A assinatura de Dona Ivone traz o lacinho na melodia e uma percepção absurda que a fazia ter certeza do que as pessoas gostariam de cantar. Autora com mais de 500 sambas nas costas, tem gravados com maior sucesso Alguém me Avisou; Acreditar; Tendência; Mas Quem Disse Que Eu Te Esqueço; Samba, Minha Raiz; Sorriso de Criança; Sorriso Negro; Sonho Meu e Minha Verdade, entre outros. Do povo que a gravou, aparece de Beth Carvalho a Clara Nunes, passando por Roberto Ribeiro, Maria Bethânia, Caetano Veloso, Gilberto Gil, Paula Toller, Paulinho da Viola, Beth Carvalho, Mariene de Castro, Roberta Sá e Marisa Monte.

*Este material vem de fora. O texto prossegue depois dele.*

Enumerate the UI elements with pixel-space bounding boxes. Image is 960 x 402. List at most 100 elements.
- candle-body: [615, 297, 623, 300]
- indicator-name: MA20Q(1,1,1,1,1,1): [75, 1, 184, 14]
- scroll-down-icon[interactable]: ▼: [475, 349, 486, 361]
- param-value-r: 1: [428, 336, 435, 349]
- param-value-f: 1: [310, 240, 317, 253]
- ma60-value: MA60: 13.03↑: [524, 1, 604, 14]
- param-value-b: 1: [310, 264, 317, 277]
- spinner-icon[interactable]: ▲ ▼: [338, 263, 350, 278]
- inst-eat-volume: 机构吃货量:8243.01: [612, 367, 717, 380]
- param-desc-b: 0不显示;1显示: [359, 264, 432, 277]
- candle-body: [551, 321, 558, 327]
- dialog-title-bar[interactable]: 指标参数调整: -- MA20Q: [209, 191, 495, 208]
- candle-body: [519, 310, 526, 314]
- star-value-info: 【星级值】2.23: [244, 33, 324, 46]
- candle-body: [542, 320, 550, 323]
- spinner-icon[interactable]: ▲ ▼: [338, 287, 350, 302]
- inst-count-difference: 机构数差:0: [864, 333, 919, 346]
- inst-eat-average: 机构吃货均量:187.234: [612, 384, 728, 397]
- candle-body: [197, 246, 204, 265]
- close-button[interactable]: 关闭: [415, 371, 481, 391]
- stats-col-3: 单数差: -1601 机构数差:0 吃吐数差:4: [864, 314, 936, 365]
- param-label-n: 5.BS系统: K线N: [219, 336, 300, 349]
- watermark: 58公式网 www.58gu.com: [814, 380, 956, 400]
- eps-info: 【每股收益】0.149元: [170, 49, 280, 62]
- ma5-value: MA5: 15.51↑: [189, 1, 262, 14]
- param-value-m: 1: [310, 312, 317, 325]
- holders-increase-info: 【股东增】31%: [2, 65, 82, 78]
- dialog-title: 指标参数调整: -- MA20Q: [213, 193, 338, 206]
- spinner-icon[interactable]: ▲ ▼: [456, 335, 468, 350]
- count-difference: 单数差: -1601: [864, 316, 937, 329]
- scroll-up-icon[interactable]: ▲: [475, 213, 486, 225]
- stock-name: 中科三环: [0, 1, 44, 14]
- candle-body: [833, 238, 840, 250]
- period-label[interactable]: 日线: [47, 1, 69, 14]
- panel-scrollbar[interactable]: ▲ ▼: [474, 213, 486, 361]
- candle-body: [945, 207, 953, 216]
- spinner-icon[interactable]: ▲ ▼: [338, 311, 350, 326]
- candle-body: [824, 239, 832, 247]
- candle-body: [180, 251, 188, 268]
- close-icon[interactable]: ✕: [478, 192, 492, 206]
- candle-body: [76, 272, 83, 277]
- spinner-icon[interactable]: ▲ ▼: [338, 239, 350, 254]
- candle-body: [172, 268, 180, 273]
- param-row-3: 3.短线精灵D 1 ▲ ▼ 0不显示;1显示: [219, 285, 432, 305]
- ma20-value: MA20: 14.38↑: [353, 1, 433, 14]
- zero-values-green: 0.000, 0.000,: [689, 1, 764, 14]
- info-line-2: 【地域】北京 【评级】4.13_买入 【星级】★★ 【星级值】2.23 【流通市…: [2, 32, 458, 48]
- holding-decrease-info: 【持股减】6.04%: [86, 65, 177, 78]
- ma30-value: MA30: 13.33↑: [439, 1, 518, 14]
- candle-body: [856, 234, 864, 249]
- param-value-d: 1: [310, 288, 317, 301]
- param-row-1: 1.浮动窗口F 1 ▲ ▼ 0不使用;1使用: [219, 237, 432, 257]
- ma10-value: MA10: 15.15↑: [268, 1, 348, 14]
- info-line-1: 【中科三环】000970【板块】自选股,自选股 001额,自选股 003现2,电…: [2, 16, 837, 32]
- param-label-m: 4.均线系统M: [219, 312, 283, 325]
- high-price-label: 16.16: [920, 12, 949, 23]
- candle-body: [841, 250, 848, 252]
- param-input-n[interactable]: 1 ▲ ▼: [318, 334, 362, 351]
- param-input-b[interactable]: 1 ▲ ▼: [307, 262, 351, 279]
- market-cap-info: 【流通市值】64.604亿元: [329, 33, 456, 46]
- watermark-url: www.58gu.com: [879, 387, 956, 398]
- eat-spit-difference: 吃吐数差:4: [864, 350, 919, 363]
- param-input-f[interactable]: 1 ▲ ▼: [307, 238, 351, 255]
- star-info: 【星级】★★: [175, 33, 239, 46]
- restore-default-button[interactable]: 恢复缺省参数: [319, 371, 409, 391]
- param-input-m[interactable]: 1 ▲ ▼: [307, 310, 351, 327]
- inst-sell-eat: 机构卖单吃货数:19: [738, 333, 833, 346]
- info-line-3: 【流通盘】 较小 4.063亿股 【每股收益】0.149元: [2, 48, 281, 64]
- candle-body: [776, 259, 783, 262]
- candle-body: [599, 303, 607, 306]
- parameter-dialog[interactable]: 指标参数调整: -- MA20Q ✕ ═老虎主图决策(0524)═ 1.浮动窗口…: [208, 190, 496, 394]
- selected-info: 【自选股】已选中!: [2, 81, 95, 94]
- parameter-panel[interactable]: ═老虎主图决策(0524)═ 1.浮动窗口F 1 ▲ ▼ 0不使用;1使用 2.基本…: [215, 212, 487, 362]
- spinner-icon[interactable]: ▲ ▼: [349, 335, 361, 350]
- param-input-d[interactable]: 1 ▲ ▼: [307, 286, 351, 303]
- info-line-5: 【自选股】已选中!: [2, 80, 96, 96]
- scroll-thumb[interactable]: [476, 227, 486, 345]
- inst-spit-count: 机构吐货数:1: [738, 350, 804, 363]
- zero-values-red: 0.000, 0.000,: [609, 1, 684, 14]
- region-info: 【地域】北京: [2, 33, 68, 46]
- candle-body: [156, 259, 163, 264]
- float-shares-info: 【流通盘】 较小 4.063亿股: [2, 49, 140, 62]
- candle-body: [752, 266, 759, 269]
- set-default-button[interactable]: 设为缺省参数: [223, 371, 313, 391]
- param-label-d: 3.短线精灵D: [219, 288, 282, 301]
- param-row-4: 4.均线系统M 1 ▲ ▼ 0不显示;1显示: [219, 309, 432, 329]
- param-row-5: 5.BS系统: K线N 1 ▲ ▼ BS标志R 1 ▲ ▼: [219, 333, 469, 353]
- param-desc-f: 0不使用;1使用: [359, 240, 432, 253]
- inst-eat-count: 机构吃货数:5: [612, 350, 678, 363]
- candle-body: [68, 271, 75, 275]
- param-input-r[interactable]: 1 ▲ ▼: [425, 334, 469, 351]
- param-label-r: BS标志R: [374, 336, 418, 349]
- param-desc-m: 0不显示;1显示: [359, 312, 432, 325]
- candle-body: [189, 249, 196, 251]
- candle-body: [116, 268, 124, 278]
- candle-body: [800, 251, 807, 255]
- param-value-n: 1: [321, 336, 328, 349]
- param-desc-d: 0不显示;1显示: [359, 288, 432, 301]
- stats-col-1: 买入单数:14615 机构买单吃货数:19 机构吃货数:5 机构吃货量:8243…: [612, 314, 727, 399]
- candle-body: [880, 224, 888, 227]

Ivone Lara foi batizada com Y, Yvonne da Silva Lara. Seu nascimento se deu em 13 de abril de 1921 na Rua Voluntários da Pátria, em Botafogo, no Rio. A mãe era a costureira Emerentina, que já cantava sambas para blocos carnavalescos, e o pai, José Lara, tocava violão de sete e também fazia parte de blocos. Uma festa que durou pouco. Aos 12 anos, Ivone não tinha mais nem pai nem mãe, ambos mortos, algo que pode ter potencializado sua sensibilidade artística, que já era grande.

Dona Ivone estudou enfermagem e se tornou especialista em terapia ocupacional. Cuidar do ser humano era uma vocação desde sempre, fosse da alma, fosse do corpo. Seu trabalhou a aproximou da doutora Nise da Silveira, a psiquiatra brasileira que se dedicou a encontrar formas menos agressivas de tratar enfermos mentais nas décadas de 40 e 50. Em 1977, ela seguiu finalmente para o samba e caiu mais uma vez em boas mãos. Sua primeira professora de canto foi ninguém menos do que Lucília Villa-Lobos, mulher do maestro Heitor Villa-Lobos. Um certo dia, o próprio Villa a ouviu cantar em sua casa e a elogiou.

Uma sequência de discos começa a criar o mito nos anos 1970. Quem Samba Fica? é de 1972; Samba Minha Verdade, Minha Raiz, de 1974; Sorriso de Criança, de 1979; e Sorriso Negro, de 1980. Filha do Império Serrano, escola na qual desfilava na ala das baianas, Dona Ivone deixou uma das obras mais abrangentes da música brasileira.